In the city, the population was spread out, with 23.9% under the age of 18, 8.7% from 18 to 24, 24.8% from 25 to 44, 19.5% from 45 to 64, and 23.1% who were 65 years of age or older. The median age was 39 years. For every 100 females, there were 78.7 males. For every 100 females age 18 and over, there were 76.7 males.
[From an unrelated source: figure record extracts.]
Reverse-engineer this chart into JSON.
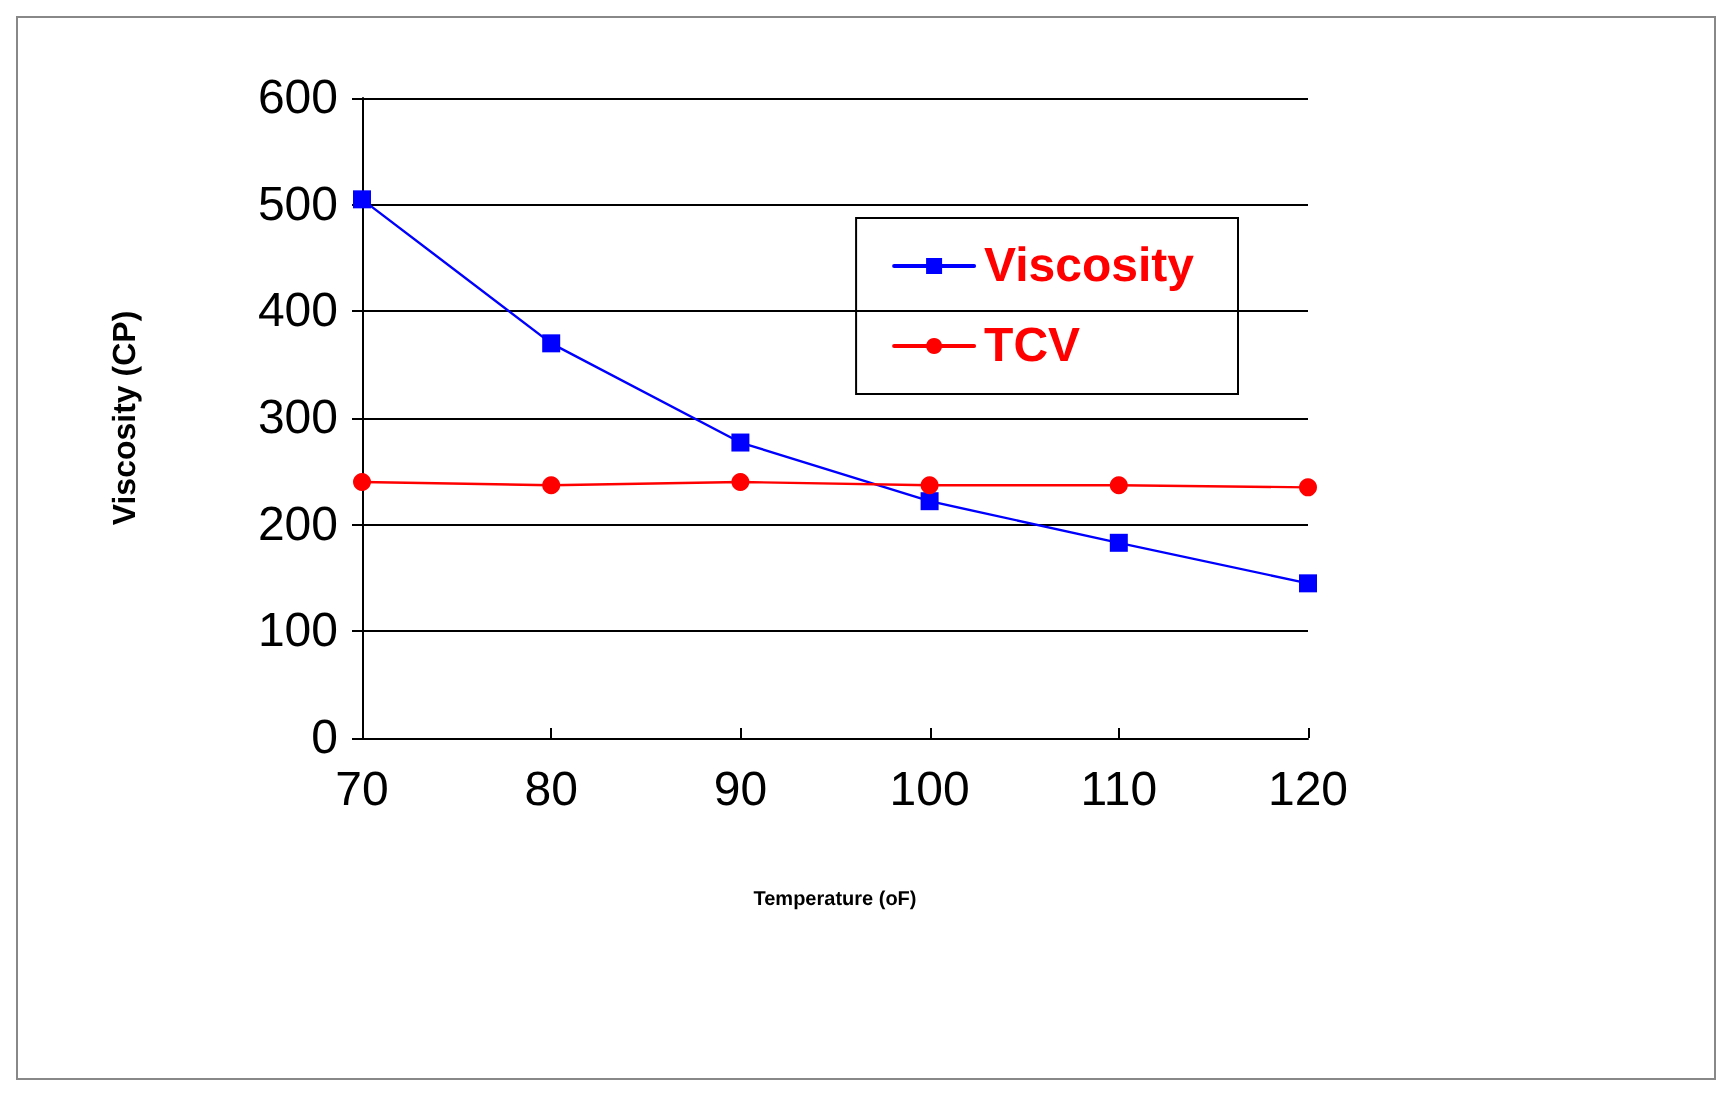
{
  "chart_data": {
    "type": "line",
    "xlabel": "Temperature (oF)",
    "ylabel": "Viscosity (CP)",
    "x": [
      70,
      80,
      90,
      100,
      110,
      120
    ],
    "series": [
      {
        "name": "Viscosity",
        "color": "#0000ff",
        "marker": "square",
        "values": [
          505,
          370,
          277,
          222,
          183,
          145
        ]
      },
      {
        "name": "TCV",
        "color": "#ff0000",
        "marker": "circle",
        "values": [
          240,
          237,
          240,
          237,
          237,
          235
        ]
      }
    ],
    "xlim": [
      70,
      120
    ],
    "xticks": [
      70,
      80,
      90,
      100,
      110,
      120
    ],
    "ylim": [
      0,
      600
    ],
    "yticks": [
      0,
      100,
      200,
      300,
      400,
      500,
      600
    ],
    "grid": "y",
    "legend": "top right",
    "line_style": "solid"
  }
}
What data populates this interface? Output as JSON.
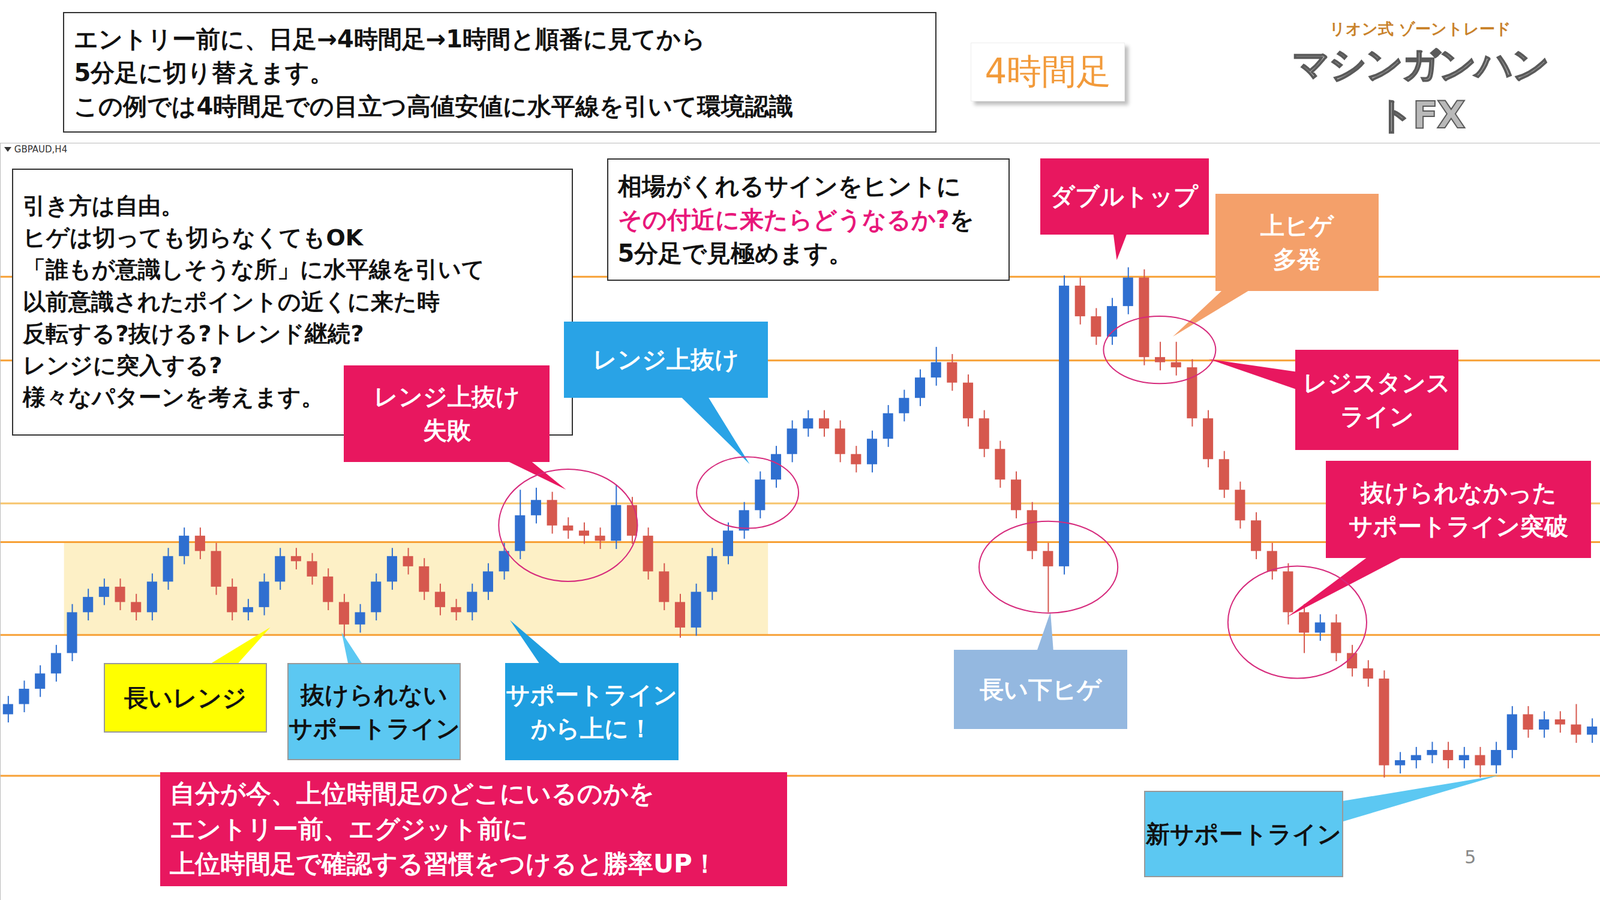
{
  "header": {
    "lines": [
      "エントリー前に、日足→4時間足→1時間と順番に見てから",
      "5分足に切り替えます。",
      "この例では4時間足での目立つ高値安値に水平線を引いて環境認識"
    ]
  },
  "timeframe_label": "4時間足",
  "logo": {
    "top": "リオン式 ゾーントレード",
    "main": "マシンガンハントFX"
  },
  "chart_data": {
    "type": "candlestick",
    "symbol_label": "GBPAUD,H4",
    "open": [
      1.93,
      1.931,
      1.9325,
      1.934,
      1.936,
      1.94,
      1.9415,
      1.9425,
      1.941,
      1.94,
      1.943,
      1.9455,
      1.9475,
      1.946,
      1.9425,
      1.94,
      1.9405,
      1.943,
      1.9455,
      1.945,
      1.9435,
      1.941,
      1.9388,
      1.94,
      1.943,
      1.9455,
      1.9445,
      1.942,
      1.9405,
      1.94,
      1.942,
      1.944,
      1.946,
      1.9495,
      1.951,
      1.9485,
      1.948,
      1.9475,
      1.947,
      1.9505,
      1.9475,
      1.944,
      1.941,
      1.9385,
      1.942,
      1.9455,
      1.948,
      1.95,
      1.953,
      1.9555,
      1.958,
      1.959,
      1.958,
      1.9555,
      1.9545,
      1.957,
      1.9595,
      1.961,
      1.963,
      1.9645,
      1.9625,
      1.959,
      1.956,
      1.953,
      1.95,
      1.946,
      1.9445,
      1.972,
      1.969,
      1.967,
      1.97,
      1.9728,
      1.965,
      1.9645,
      1.964,
      1.959,
      1.955,
      1.952,
      1.949,
      1.946,
      1.944,
      1.94,
      1.938,
      1.939,
      1.936,
      1.9345,
      1.9335,
      1.925,
      1.9255,
      1.926,
      1.9265,
      1.9255,
      1.926,
      1.925,
      1.9265,
      1.93,
      1.9285,
      1.9295,
      1.929,
      1.928
    ],
    "high": [
      1.9318,
      1.9333,
      1.9348,
      1.9368,
      1.9408,
      1.9423,
      1.9433,
      1.9433,
      1.9418,
      1.9438,
      1.9463,
      1.9483,
      1.9483,
      1.9468,
      1.9433,
      1.9413,
      1.9438,
      1.9463,
      1.9463,
      1.9458,
      1.9443,
      1.9418,
      1.9408,
      1.9438,
      1.9463,
      1.9463,
      1.9453,
      1.9428,
      1.9413,
      1.9428,
      1.9448,
      1.9468,
      1.952,
      1.9522,
      1.9518,
      1.9493,
      1.9488,
      1.9483,
      1.9525,
      1.9513,
      1.9483,
      1.9448,
      1.9418,
      1.9428,
      1.9463,
      1.9488,
      1.9508,
      1.9538,
      1.9563,
      1.9588,
      1.9598,
      1.9598,
      1.9588,
      1.9563,
      1.9578,
      1.9603,
      1.9618,
      1.9638,
      1.966,
      1.9653,
      1.9633,
      1.9598,
      1.9568,
      1.9538,
      1.9508,
      1.9468,
      1.973,
      1.9728,
      1.9698,
      1.9708,
      1.9738,
      1.9736,
      1.9665,
      1.9665,
      1.9648,
      1.9598,
      1.9558,
      1.9528,
      1.9498,
      1.9468,
      1.9448,
      1.9408,
      1.9398,
      1.9398,
      1.9368,
      1.9353,
      1.9343,
      1.9263,
      1.9268,
      1.9273,
      1.9273,
      1.9268,
      1.9268,
      1.9273,
      1.9308,
      1.9308,
      1.9303,
      1.9303,
      1.931,
      1.9296
    ],
    "low": [
      1.9292,
      1.9302,
      1.9317,
      1.9332,
      1.9352,
      1.9392,
      1.9407,
      1.9402,
      1.9392,
      1.9392,
      1.9422,
      1.9447,
      1.9452,
      1.9417,
      1.9392,
      1.9392,
      1.9397,
      1.9422,
      1.9442,
      1.9427,
      1.9402,
      1.9375,
      1.938,
      1.9392,
      1.9422,
      1.9437,
      1.9412,
      1.9397,
      1.9392,
      1.9392,
      1.9412,
      1.9432,
      1.9452,
      1.9487,
      1.9477,
      1.9472,
      1.9467,
      1.9462,
      1.9462,
      1.9467,
      1.9432,
      1.9402,
      1.9375,
      1.9377,
      1.9412,
      1.9447,
      1.9472,
      1.9492,
      1.9522,
      1.9547,
      1.9572,
      1.9572,
      1.9547,
      1.9537,
      1.9537,
      1.9562,
      1.9587,
      1.9602,
      1.9622,
      1.9617,
      1.9582,
      1.9552,
      1.9522,
      1.9492,
      1.9452,
      1.94,
      1.9437,
      1.9682,
      1.9662,
      1.9662,
      1.9692,
      1.9642,
      1.9637,
      1.9632,
      1.9582,
      1.9542,
      1.9512,
      1.9482,
      1.9452,
      1.9432,
      1.9388,
      1.936,
      1.9372,
      1.9352,
      1.9337,
      1.9327,
      1.9238,
      1.9242,
      1.9247,
      1.9252,
      1.9247,
      1.9247,
      1.9238,
      1.9242,
      1.9257,
      1.9277,
      1.9277,
      1.9282,
      1.9272,
      1.9272
    ],
    "close": [
      1.931,
      1.9325,
      1.934,
      1.936,
      1.94,
      1.9415,
      1.9425,
      1.941,
      1.94,
      1.943,
      1.9455,
      1.9475,
      1.946,
      1.9425,
      1.94,
      1.9405,
      1.943,
      1.9455,
      1.945,
      1.9435,
      1.941,
      1.9388,
      1.94,
      1.943,
      1.9455,
      1.9445,
      1.942,
      1.9405,
      1.94,
      1.942,
      1.944,
      1.946,
      1.9495,
      1.951,
      1.9485,
      1.948,
      1.9475,
      1.947,
      1.9505,
      1.9475,
      1.944,
      1.941,
      1.9385,
      1.942,
      1.9455,
      1.948,
      1.95,
      1.953,
      1.9555,
      1.958,
      1.959,
      1.958,
      1.9555,
      1.9545,
      1.957,
      1.9595,
      1.961,
      1.963,
      1.9645,
      1.9625,
      1.959,
      1.956,
      1.953,
      1.95,
      1.946,
      1.9445,
      1.972,
      1.969,
      1.967,
      1.97,
      1.9728,
      1.965,
      1.9645,
      1.964,
      1.959,
      1.955,
      1.952,
      1.949,
      1.946,
      1.944,
      1.94,
      1.938,
      1.939,
      1.936,
      1.9345,
      1.9335,
      1.925,
      1.9255,
      1.926,
      1.9265,
      1.9255,
      1.926,
      1.925,
      1.9265,
      1.93,
      1.9285,
      1.9295,
      1.929,
      1.928,
      1.9288
    ],
    "ylim": [
      1.9118,
      1.986
    ],
    "tick_labels": false,
    "grid": false,
    "color": {
      "up": "#2f6fd0",
      "down": "#d6584e"
    },
    "levels": [
      {
        "value": 1.9729,
        "color": "#f7a035"
      },
      {
        "value": 1.9647,
        "color": "#f7a035"
      },
      {
        "value": 1.9507,
        "color": "#f7c46b"
      },
      {
        "value": 1.9469,
        "color": "#f7a035"
      },
      {
        "value": 1.9378,
        "color": "#f7a035"
      },
      {
        "value": 1.924,
        "color": "#f7a035"
      }
    ],
    "highlight": {
      "start": 4,
      "end": 47,
      "low": 1.9378,
      "high": 1.9469,
      "color": "#fdf0c6"
    }
  },
  "annotations": [
    {
      "lines": [
        "引き方は自由。",
        "ヒゲは切っても切らなくてもOK",
        "「誰もが意識しそうな所」に水平線を引いて",
        "以前意識されたポイントの近くに来た時",
        "反転する?抜ける?トレンド継続?",
        "レンジに突入する?",
        "様々なパターンを考えます。"
      ]
    },
    {
      "lines": [
        "相場がくれるサインをヒントに",
        [
          {
            "text": "その付近に来たらどうなるか?",
            "emphasis": true
          },
          {
            "text": "を"
          }
        ],
        "5分足で見極めます。"
      ]
    },
    {
      "lines": [
        "ダブルトップ"
      ]
    },
    {
      "lines": [
        "上ヒゲ",
        "多発"
      ]
    },
    {
      "lines": [
        "レジスタンス",
        "ライン"
      ]
    },
    {
      "lines": [
        "抜けられなかった",
        "サポートライン突破"
      ]
    },
    {
      "lines": [
        "レンジ上抜け",
        "失敗"
      ]
    },
    {
      "lines": [
        "レンジ上抜け"
      ]
    },
    {
      "lines": [
        "長いレンジ"
      ]
    },
    {
      "lines": [
        "抜けられない",
        "サポートライン"
      ]
    },
    {
      "lines": [
        "サポートライン",
        "から上に！"
      ]
    },
    {
      "lines": [
        "長い下ヒゲ"
      ]
    },
    {
      "lines": [
        "新サポートライン"
      ]
    },
    {
      "lines": [
        "自分が今、上位時間足のどこにいるのかを",
        "エントリー前、エグジット前に",
        "上位時間足で確認する習慣をつけると勝率UP！"
      ]
    }
  ],
  "page_number": 5
}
The median income for a household in the city was $23,813, and the median income for a family was $35,000. Males had a median income of $28,355 versus $18,816 for females. The per capita income for the city was $16,275. About 11.5% of families and 14.8% of the population were below the poverty line, including 15.9% of those under age 18 and 12.0% of those age 65 or over.
==Arts and culture==

===Festival===
A tradition beginning in 1938, Pequot Lakes annually hosts the Bean Hole Days festival in July. It is centered around an old tradition of cooking beans in pots in pits. The festival originally began when store owners in the town hosted a bean feed for the local farmers, and the tradition continued. Over the years, new traditions were created, such as giving pots Scandinavian names like Ole and Sven, and electing a Bean Hole Days "King" and "Queen."

==Infrastructure==

===Transportation===
Minnesota Highway 371 had served as a main route in the city, until a bypass was put in and the previously named Highway 371 was renamed Patriot Ave. after the local high school sports team. Other routes include County Roads 11, 16, 17, 29, and 112.

==Education==
Pequot Lakes Public Schools is the local school district. Pequot Lakes High School is the local high school.